The five-story structure, proposed by developer Harrington Brown, would consist of 24 mostly one-bedroom apartments, 5,300 square feet of first-floor retail/restaurant space and 3,000 square feet for offices on the top floor.
The intent is to attract young urban professionals as renters, many of whom are opting not to own cars, and to serve as an incubator for small business owners and entrepreneurs, according to David Brown, owner of Harrington Brown.
Brown picked up the property in 2009 during a Chicago Transit Authority auction — the site had been used to stage equipment during the Brown Line renovation — and has been waiting out the recession ever since.
"I've been patient from the beginning," said Brown, who intends to become his own tenant, moving his company's offices from Ravenswood Avenue to Montrose Green. "I knew we were in a terrible market. I was seeing the trends bottom out and then improve."
While his plans for the lot continued to take shape, Brown leased the land to Peterson Garden Project, which operated a community garden, also called Montrose Green, on the site. Plots were tended by neighbors, including Mayor Rahm Emanuel, as well as local restaurants.
"It allowed us to confirm what we believed about the location ... it's a special place," Brown said.
Situated at the convergence of North Center, Lincoln Square and Ravenswood, Montrose Green is ideally positioned to take advantage of the energy in the neighborhood, he said.
"People want to live here, dine here and work here," he said. "We're in a great spot."
Brown said he hopes to break ground on the project in spring 2015, pending approval of a zoning change he needs in order for the building to qualify as a transit-oriented development.

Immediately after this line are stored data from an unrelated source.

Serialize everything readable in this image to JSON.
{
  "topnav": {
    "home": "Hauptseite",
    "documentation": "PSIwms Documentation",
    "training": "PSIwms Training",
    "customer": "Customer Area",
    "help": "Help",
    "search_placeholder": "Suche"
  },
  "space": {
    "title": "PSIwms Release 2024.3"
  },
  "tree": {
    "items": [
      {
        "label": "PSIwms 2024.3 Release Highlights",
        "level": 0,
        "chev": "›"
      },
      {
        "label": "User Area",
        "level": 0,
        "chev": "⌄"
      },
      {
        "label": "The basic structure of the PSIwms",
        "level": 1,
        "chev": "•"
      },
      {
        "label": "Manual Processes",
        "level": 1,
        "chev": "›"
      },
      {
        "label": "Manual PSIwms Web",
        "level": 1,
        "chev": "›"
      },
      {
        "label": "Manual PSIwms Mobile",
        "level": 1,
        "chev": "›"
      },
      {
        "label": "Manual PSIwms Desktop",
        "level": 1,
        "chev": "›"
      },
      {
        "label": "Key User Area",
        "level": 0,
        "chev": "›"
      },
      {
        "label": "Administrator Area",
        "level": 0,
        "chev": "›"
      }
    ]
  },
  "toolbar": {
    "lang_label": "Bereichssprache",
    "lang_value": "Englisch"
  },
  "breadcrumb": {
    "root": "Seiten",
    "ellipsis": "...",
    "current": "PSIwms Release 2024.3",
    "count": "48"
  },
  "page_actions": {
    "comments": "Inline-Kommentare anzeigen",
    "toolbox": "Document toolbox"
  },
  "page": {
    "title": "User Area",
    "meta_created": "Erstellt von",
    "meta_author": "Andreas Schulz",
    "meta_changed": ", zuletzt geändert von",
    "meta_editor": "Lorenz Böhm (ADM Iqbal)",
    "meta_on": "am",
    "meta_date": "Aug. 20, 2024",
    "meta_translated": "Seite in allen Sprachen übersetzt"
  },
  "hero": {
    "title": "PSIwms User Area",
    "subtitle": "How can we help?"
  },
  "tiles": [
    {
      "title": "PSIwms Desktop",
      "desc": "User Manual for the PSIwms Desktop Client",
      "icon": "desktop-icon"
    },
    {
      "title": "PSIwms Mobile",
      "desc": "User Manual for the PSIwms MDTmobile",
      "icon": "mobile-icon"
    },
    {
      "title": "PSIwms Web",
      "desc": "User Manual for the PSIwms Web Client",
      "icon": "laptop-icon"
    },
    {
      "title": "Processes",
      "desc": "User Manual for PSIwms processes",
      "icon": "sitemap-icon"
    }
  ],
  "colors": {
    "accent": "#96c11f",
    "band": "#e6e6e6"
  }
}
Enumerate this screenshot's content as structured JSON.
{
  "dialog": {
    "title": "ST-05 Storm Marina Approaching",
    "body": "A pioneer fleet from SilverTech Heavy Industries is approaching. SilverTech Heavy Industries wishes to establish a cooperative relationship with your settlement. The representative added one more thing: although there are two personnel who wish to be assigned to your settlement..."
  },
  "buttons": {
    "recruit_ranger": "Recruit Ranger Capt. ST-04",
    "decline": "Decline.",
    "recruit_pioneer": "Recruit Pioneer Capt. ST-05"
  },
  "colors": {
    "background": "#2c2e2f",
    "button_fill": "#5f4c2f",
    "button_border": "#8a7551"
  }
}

Proposed transit-oriented developments (TOD) in neighborhoods such as Wicker Park have met with mixed reception from residents.
Neighbors will have an opportunity to quiz Brown about his plans for Montrose Green at an upcoming community meeting, at which the zoning change will be discussed.
Ald. Ameya Pawar (47th) said the meeting would be scheduled for sometime after Thanksgiving.
"We want to hear from people what they think," the alderman said.